# Keyboard suggestions?



## AdamNexus (Jun 5, 2012)

I hit the home button when trying to hit the space bar 1,000 times a day. Any suggestions on a different keyboard or solution to my problem? Please? 

Sent from my Galaxy Nexus using RootzWiki


----------



## BlackDobe (Sep 2, 2011)

Swype. Don't believe the hype about SwiftKey and try swype.

beta.swype.com


----------



## uh-oh (May 31, 2012)

but swype doesn't have dvorak! it would be so awesome, but nooooo...


----------



## AndroidChakra (Apr 14, 2012)

uh-oh said:


> but swype doesn't have dvorak! it would be so awesome, but nooooo...


lol it could have two hookers giving handjobs and it still wouldn't be as good as Swype.


----------



## nunyazz (Jun 6, 2011)

I'm twice as fast with Switkey than I was with Swipe.

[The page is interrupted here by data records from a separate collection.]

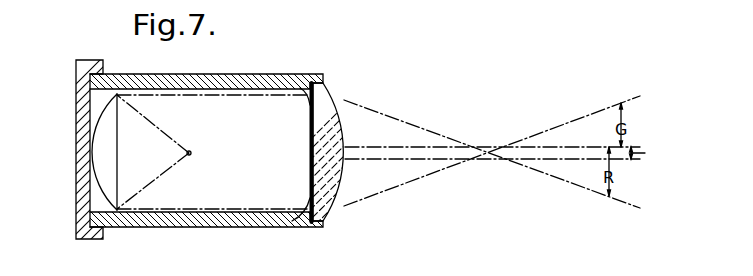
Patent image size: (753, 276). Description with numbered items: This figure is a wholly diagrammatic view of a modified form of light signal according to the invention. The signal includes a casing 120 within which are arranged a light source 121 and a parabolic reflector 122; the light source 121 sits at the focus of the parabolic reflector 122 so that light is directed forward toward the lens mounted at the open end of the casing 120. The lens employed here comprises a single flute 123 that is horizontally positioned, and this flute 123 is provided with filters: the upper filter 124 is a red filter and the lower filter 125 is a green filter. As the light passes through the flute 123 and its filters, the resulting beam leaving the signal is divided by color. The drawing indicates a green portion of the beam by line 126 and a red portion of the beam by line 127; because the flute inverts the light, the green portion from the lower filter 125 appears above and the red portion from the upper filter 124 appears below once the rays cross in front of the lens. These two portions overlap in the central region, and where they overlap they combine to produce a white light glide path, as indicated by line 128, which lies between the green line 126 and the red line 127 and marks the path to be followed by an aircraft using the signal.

The casing 120 is at (105, 77).
The light source 121 is at (189, 153).
The parabolic reflector 122 is at (100, 127).
The single flute 123 is at (337, 113).
The upper filter 124 is at (309, 101).
The lower filter 125 is at (302, 207).
The green portion line 126 is at (620, 117).
The red portion line 127 is at (608, 189).
The white light glide path line 128 is at (634, 150).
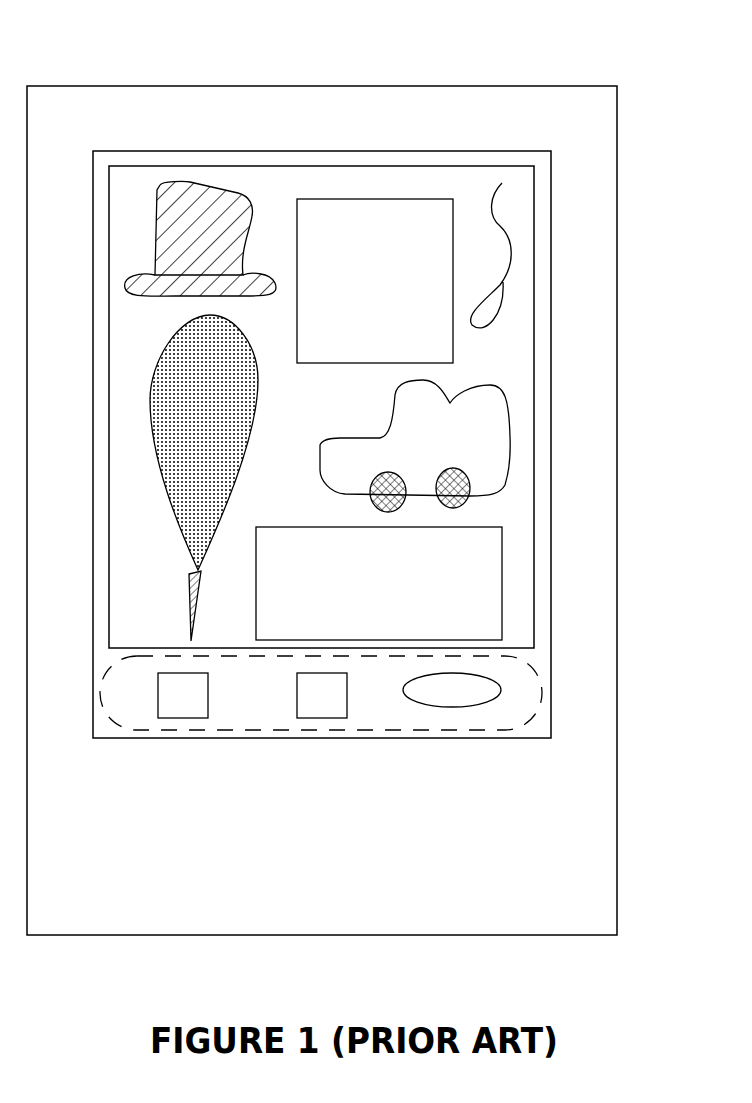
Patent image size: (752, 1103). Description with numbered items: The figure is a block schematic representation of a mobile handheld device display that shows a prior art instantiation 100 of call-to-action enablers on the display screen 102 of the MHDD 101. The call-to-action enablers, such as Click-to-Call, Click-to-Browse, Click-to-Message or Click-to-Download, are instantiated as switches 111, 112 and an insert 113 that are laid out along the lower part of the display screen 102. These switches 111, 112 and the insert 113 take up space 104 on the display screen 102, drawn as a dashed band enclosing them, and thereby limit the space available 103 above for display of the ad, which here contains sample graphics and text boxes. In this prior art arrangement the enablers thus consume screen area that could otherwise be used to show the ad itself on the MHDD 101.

The prior art instantiation 100 is at (533, 53).
The MHDD 101 is at (617, 583).
The display screen 102 is at (551, 408).
The space available for display of the ad 103 is at (535, 290).
The space taken up by call-to-action enablers 104 is at (537, 672).
The switch 111 is at (208, 706).
The switch 112 is at (347, 706).
The insert 113 is at (492, 700).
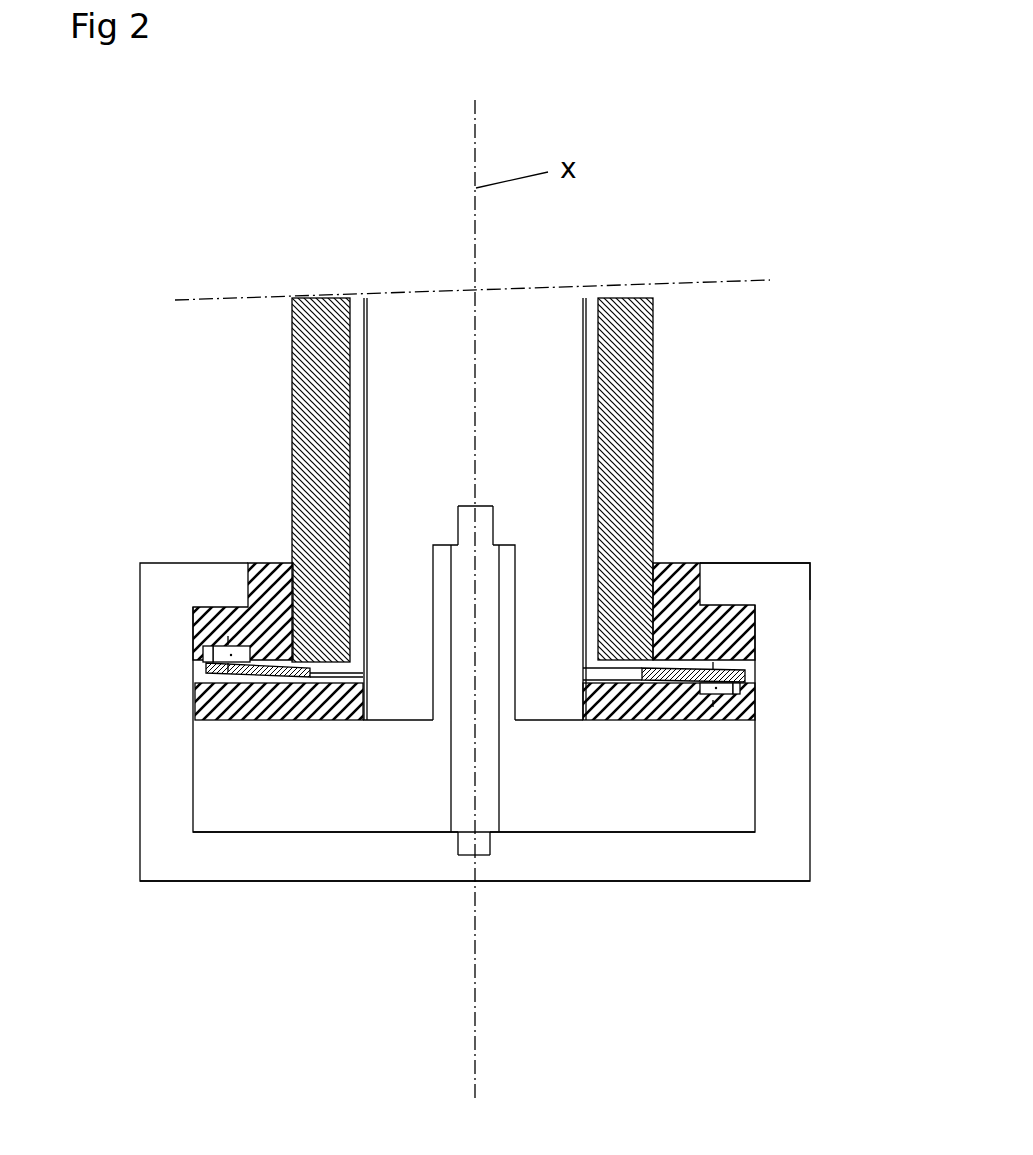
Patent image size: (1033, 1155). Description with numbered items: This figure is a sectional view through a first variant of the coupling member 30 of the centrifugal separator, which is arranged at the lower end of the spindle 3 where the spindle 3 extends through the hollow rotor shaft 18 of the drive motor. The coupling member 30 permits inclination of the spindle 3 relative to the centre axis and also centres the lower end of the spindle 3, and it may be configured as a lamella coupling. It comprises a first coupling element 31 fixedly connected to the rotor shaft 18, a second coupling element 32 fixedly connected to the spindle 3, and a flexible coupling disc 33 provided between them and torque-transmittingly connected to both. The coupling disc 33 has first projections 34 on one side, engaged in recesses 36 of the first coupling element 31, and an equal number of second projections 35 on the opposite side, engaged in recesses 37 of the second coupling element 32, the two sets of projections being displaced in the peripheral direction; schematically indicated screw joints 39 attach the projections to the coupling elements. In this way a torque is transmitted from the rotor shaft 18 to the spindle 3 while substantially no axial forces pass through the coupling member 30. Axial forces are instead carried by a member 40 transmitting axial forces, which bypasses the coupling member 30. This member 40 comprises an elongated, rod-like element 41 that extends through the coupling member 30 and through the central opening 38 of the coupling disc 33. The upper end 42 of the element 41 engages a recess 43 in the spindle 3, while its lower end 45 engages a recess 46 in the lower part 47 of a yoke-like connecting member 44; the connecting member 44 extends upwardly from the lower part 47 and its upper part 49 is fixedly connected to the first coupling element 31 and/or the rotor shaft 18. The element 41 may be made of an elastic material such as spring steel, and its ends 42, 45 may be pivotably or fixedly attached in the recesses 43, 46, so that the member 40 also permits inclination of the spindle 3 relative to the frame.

I used Swipe for a looooong time.
Once it learns your typing style, It can predict most of my words with 1 letter. Many times it know the next word without any input. 
Swype can't touch that shit!


----------



## AndroidChakra (Apr 14, 2012)

nunyazz said:


> I'm twice as fast with Switkey than I was with Swipe. I used Swipe for a looooong time.
> Once it learns your typing style, It can predict most of my words with 1 letter. Many times it know the next word without any input.
> Swype can't touch that shit!


I talk some random nonsense when I text people so SK didn't, and couldn't, keep up with me. I was constantly changing what it was suggesting so it became an awful selection for me.


----------



## giant22000 (Jan 1, 2012)

My vote goes to smart keyboard pro. You can actually calibrate this keyboard to your fingers. Been using a couple years. So far so good.

Note a big fan of the whole swype or prediction thing.


----------



## ITGuy11 (Jun 10, 2011)

Another vote for SwiftKey. For me it is way faster than swype.

Sent from my Galaxy Nexus using Tapatalk 2


----------



## blazer22x (Oct 15, 2011)

I used swype for the longest time but now i'm using swifkey x. I think for me it's a bit quicker. Two things I like more about swiftkey:

1- keyboard height can be increased making keys bigger
2- you can shorten (or lengthen) the amount of time you need to press down for long-press to activate...makes typing numbers a lot quicker


----------



## 561427 (Jun 28, 2012)

I had an issue with Swift Key 3 once I flashed JellyBean. I have browsed around but didnt come up with much on my issue. In Chrome while using swiftkey 3 the keyboard would freakout and any button i push would enter random letters such as "kjh" and i couldnt space, delete, or anything. I have to close the keyboard a few times to get it to stop messing up.

I loved swiftkey and the numberpad layout they have but I have stopped using it because that issue.


----------



## Birthofahero (Aug 18, 2011)

561427 said:


> I had an issue with Swift Key 3 once I flashed JellyBean. I have browsed around but didnt come up with much on my issue. In Chrome while using swiftkey 3 the keyboard would freakout and any button i push would enter random letters such as "kjh" and i couldnt space, delete, or anything. I have to close the keyboard a few times to get it to stop messing up.
> 
> I loved swiftkey and the numberpad layout they have but I have stopped using it because that issue.


I have the same issue sometimes it's really annoying. Almost as annoying and hitting the home key instead of the space bar. 
I have been using SwiftKey, you don't even need to hit the space bar lol. But I have the annoying problem too. SwiftKey has been a love/hate thing for me. It never seems to "learn" my style.

Sent from my Galaxy Nexus using RootzWiki


----------



## MissionImprobable (Feb 12, 2012)

I like Perfect Keyboard as a secondary but I still go with Swype.


----------